Jue wavered, wondering to his husband, “Am I just a doormat if I do this?” But he took the gig, and it went swimmingly. “I knew I was never going to do the part, so it freed me up just to play,” said Jue, who eventually secured the role for its New York run after Ma premiered it in L.A. “I was having a blast.”
Jue looks as if he is still having a blast onstage in the show’s Broadway debut at the Todd Haimes Theater. He is part of a six-member ensemble led by Daniel Dae Kim as DHH, the hapless playwright who faces a career crossroads over a casting controversy. What Jue brings to the role of DHH’s father, Silverman said, is that he takes a character who is “impossible in so many ways and makes you love him.”
“You need an actor who can both enjoy the character’s eccentricities but that you also just fall in love with, so they can deliver the emotional punch that the play requires,” she added.
Indeed, the arc that HYH traces — from a Chinese immigrant with a sunnily patriotic belief in the American dream to a dying man disillusioned by the nation’s persistent anti-Asian xenophobia — lands harder this time, Hwang feels, because Jue “is older and more mature and has the gravitas and weight.”
Offstage, Jue, 61, has a soulful, searching presence; if anything, age seems to have made him lighter. A Bay Area native who cut his teeth on musical theater roles, he got his first New York acting credit in a 1984 Off Broadway revival of “Pacific Overtures” while studying English literature at Yale. In that production, he found himself “surrounded by Asian actors who were all making it in one way or another,” and felt inspired to follow acting dreams he had barely dared to entertain. His parents, he said, would only approve of his doing “extracurricular fun stuff” if he kept his grades up. But even musical theater was never mere fun for Jue. “I always took it very seriously,” he said.
Another breakthrough came in 1989, when he was cast as an understudy in Hwang’s “M. Butterfly” on Broadway. Jue also started appearing in classical roles at the Public, landing a part in a Steven Berkoff-directed “Richard II” in 1994 via that old standby: letting go of desire for the job.
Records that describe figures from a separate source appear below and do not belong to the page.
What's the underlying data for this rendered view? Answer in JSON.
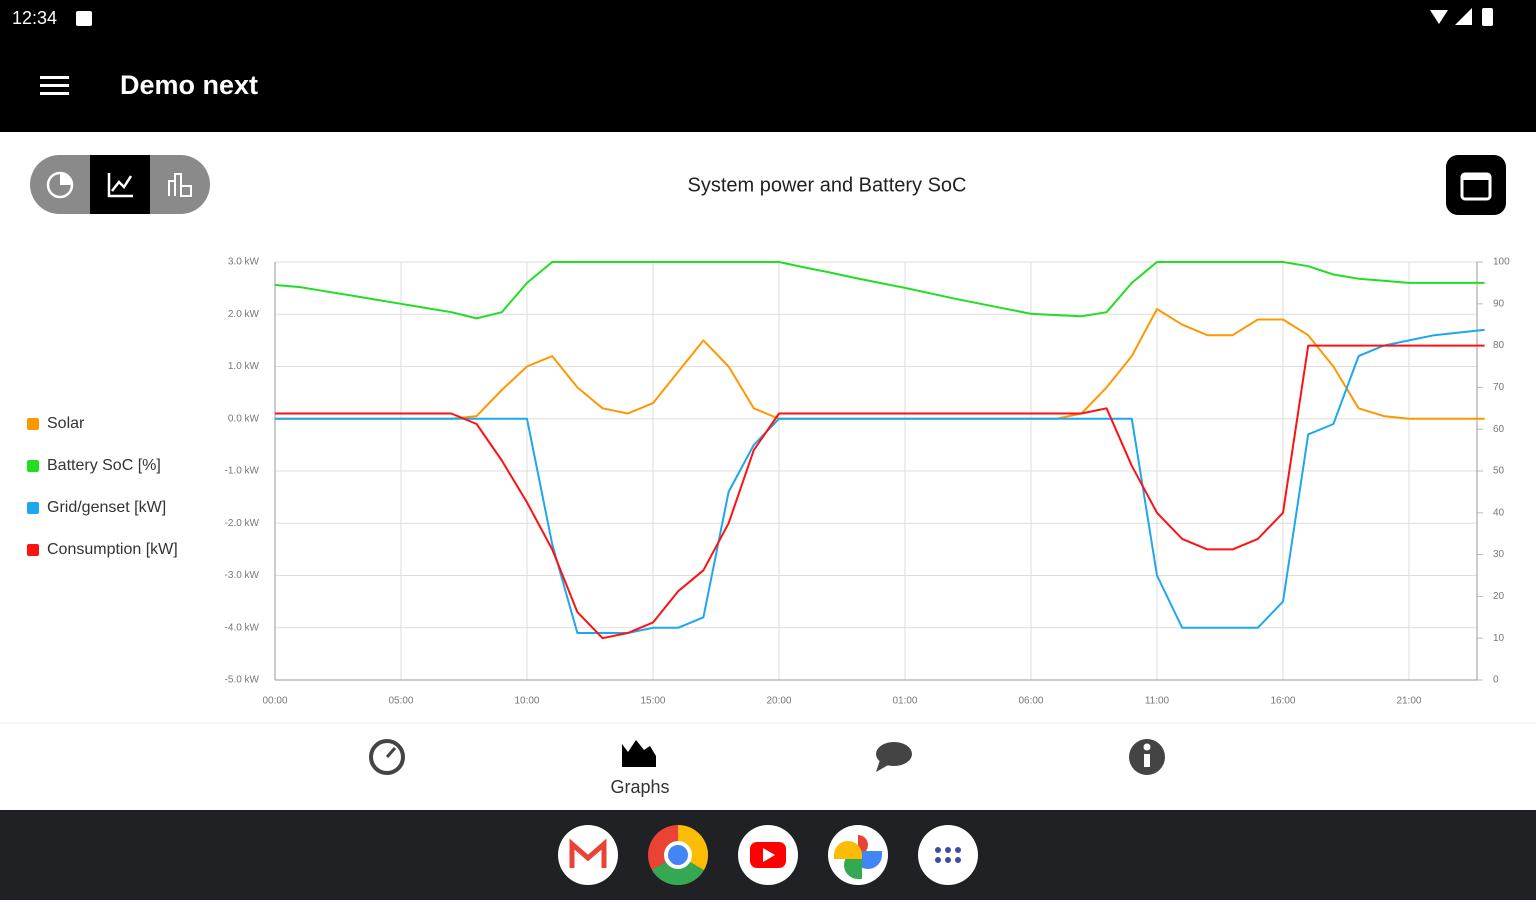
{
  "status_bar": {
    "time": "12:34"
  },
  "app_bar": {
    "title": "Demo next"
  },
  "chart_data": {
    "type": "line",
    "title": "System power and Battery SoC",
    "x": [
      0,
      1,
      2,
      3,
      4,
      5,
      6,
      7,
      8,
      9,
      10,
      11,
      12,
      13,
      14,
      15,
      16,
      17,
      18,
      19,
      20,
      21,
      22,
      23,
      24,
      25,
      26,
      27,
      28,
      29,
      30,
      31,
      32,
      33,
      34,
      35,
      36,
      37,
      38,
      39,
      40,
      41,
      42,
      43,
      44,
      45,
      46,
      47,
      48
    ],
    "xlim": [
      0,
      47.7
    ],
    "xticks": [
      {
        "value": 0,
        "label": "00:00"
      },
      {
        "value": 5,
        "label": "05:00"
      },
      {
        "value": 10,
        "label": "10:00"
      },
      {
        "value": 15,
        "label": "15:00"
      },
      {
        "value": 20,
        "label": "20:00"
      },
      {
        "value": 25,
        "label": "01:00"
      },
      {
        "value": 30,
        "label": "06:00"
      },
      {
        "value": 35,
        "label": "11:00"
      },
      {
        "value": 40,
        "label": "16:00"
      },
      {
        "value": 45,
        "label": "21:00"
      }
    ],
    "ylim": [
      -5,
      3
    ],
    "yticks": [
      {
        "value": -5,
        "label": "-5.0 kW"
      },
      {
        "value": -4,
        "label": "-4.0 kW"
      },
      {
        "value": -3,
        "label": "-3.0 kW"
      },
      {
        "value": -2,
        "label": "-2.0 kW"
      },
      {
        "value": -1,
        "label": "-1.0 kW"
      },
      {
        "value": 0,
        "label": "0.0 kW"
      },
      {
        "value": 1,
        "label": "1.0 kW"
      },
      {
        "value": 2,
        "label": "2.0 kW"
      },
      {
        "value": 3,
        "label": "3.0 kW"
      }
    ],
    "y2lim": [
      0,
      100
    ],
    "y2ticks": [
      0,
      10,
      20,
      30,
      40,
      50,
      60,
      70,
      80,
      90,
      100
    ],
    "grid": true,
    "legend": "left",
    "series": [
      {
        "name": "Solar",
        "color": "#ff9800",
        "values": [
          0,
          0,
          0,
          0,
          0,
          0,
          0,
          0,
          0.05,
          0.55,
          1.0,
          1.2,
          0.6,
          0.2,
          0.1,
          0.3,
          0.9,
          1.5,
          1.0,
          0.2,
          0,
          0,
          0,
          0,
          0,
          0,
          0,
          0,
          0,
          0,
          0,
          0,
          0.1,
          0.6,
          1.2,
          2.1,
          1.8,
          1.6,
          1.6,
          1.9,
          1.9,
          1.6,
          1.0,
          0.2,
          0.05,
          0,
          0,
          0,
          0
        ]
      },
      {
        "name": "Battery SoC [%]",
        "color": "#22dd22",
        "axis": "y2",
        "values": [
          94.5,
          94,
          93,
          92,
          91,
          90,
          89,
          88,
          86.5,
          88,
          95,
          100,
          100,
          100,
          100,
          100,
          100,
          100,
          100,
          100,
          100,
          98.7,
          97.5,
          96.2,
          95,
          93.8,
          92.5,
          91.2,
          90,
          88.8,
          87.6,
          87.3,
          87,
          88,
          95,
          100,
          100,
          100,
          100,
          100,
          100,
          99,
          97,
          96,
          95.5,
          95,
          95,
          95,
          95
        ]
      },
      {
        "name": "Grid/genset [kW]",
        "color": "#1ea7ee",
        "values": [
          0,
          0,
          0,
          0,
          0,
          0,
          0,
          0,
          0,
          0,
          0,
          -2.4,
          -4.1,
          -4.1,
          -4.1,
          -4.0,
          -4.0,
          -3.8,
          -1.4,
          -0.5,
          0,
          0,
          0,
          0,
          0,
          0,
          0,
          0,
          0,
          0,
          0,
          0,
          0,
          0,
          0,
          -3.0,
          -4.0,
          -4.0,
          -4.0,
          -4.0,
          -3.5,
          -0.3,
          -0.1,
          1.2,
          1.4,
          1.5,
          1.6,
          1.65,
          1.7
        ]
      },
      {
        "name": "Consumption [kW]",
        "color": "#ff1111",
        "values": [
          0.1,
          0.1,
          0.1,
          0.1,
          0.1,
          0.1,
          0.1,
          0.1,
          -0.1,
          -0.8,
          -1.6,
          -2.5,
          -3.7,
          -4.2,
          -4.1,
          -3.9,
          -3.3,
          -2.9,
          -2.0,
          -0.6,
          0.1,
          0.1,
          0.1,
          0.1,
          0.1,
          0.1,
          0.1,
          0.1,
          0.1,
          0.1,
          0.1,
          0.1,
          0.1,
          0.2,
          -0.9,
          -1.8,
          -2.3,
          -2.5,
          -2.5,
          -2.3,
          -1.8,
          1.4,
          1.4,
          1.4,
          1.4,
          1.4,
          1.4,
          1.4,
          1.4
        ]
      }
    ]
  },
  "bottom_nav": {
    "active_label": "Graphs"
  }
}
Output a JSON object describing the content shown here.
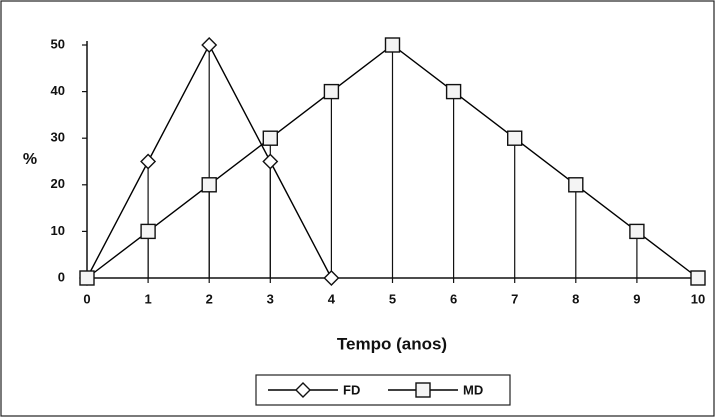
{
  "chart_data": {
    "type": "line",
    "x": [
      0,
      1,
      2,
      3,
      4,
      5,
      6,
      7,
      8,
      9,
      10
    ],
    "series": [
      {
        "name": "FD",
        "color": "#000000",
        "marker": "diamond",
        "values": [
          0,
          25,
          50,
          25,
          0,
          null,
          null,
          null,
          null,
          null,
          null
        ]
      },
      {
        "name": "MD",
        "color": "#000000",
        "marker": "square",
        "values": [
          0,
          10,
          20,
          30,
          40,
          50,
          40,
          30,
          20,
          10,
          0
        ]
      }
    ],
    "xlabel": "Tempo (anos)",
    "ylabel": "%",
    "xlim": [
      0,
      10
    ],
    "xticks": [
      0,
      1,
      2,
      3,
      4,
      5,
      6,
      7,
      8,
      9,
      10
    ],
    "ylim": [
      0,
      50
    ],
    "yticks": [
      0,
      10,
      20,
      30,
      40,
      50
    ],
    "drop_lines": true,
    "grid": false,
    "legend": "bottom"
  }
}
In the midst of a competitive audition process that he compared to a “mosh pit,” he reasoned, “I’m never going to get it — so I’ll just jump in.”
Jue has since approached the business of acting with eminent practicality, serving as a national councilor for Actors’ Equity Association for 18 years and taking TV work as it comes, including recurring roles on the TV series “Madam Secretary” and “The Good Wife.” But he views his stage work “as a spiritual exercise, this relationship to a script and the relationship to an audience.”
The playwright Lauren Yee, who grew up hearing her aunt rave about Jue’s performances at TheatreWorks in California — as the Emcee in “Cabaret” and Mozart in “Amadeus” — later worked with him on two of her plays: “Cambodian Rock Band,” in which he played a seductive yet menacing torturer, and “King of the Yees,” in which he played a version of her father.
“He is such a creature of the theater,” Yee said. “There’s something immediately alive and theatrical about him.” She added that while Jue is “inherently kind and supportive, there’s also this competitive spark to him. He’s always pushing himself to be better, to learn, to figure out the characters and what makes them tick.”
For his part, Jue said he feels a debt to dramatists because, as he put it, “Writers have imagined for me, and encouraged me not to apologize or ask permission.”
That confidence boost comes in handy with a role like HYH. Jue said that Hwang has described his father as “a man who stood tall; whenever he walked into a room, he was the star of that room. I love playing him because it’s hard for me to imagine myself being that.”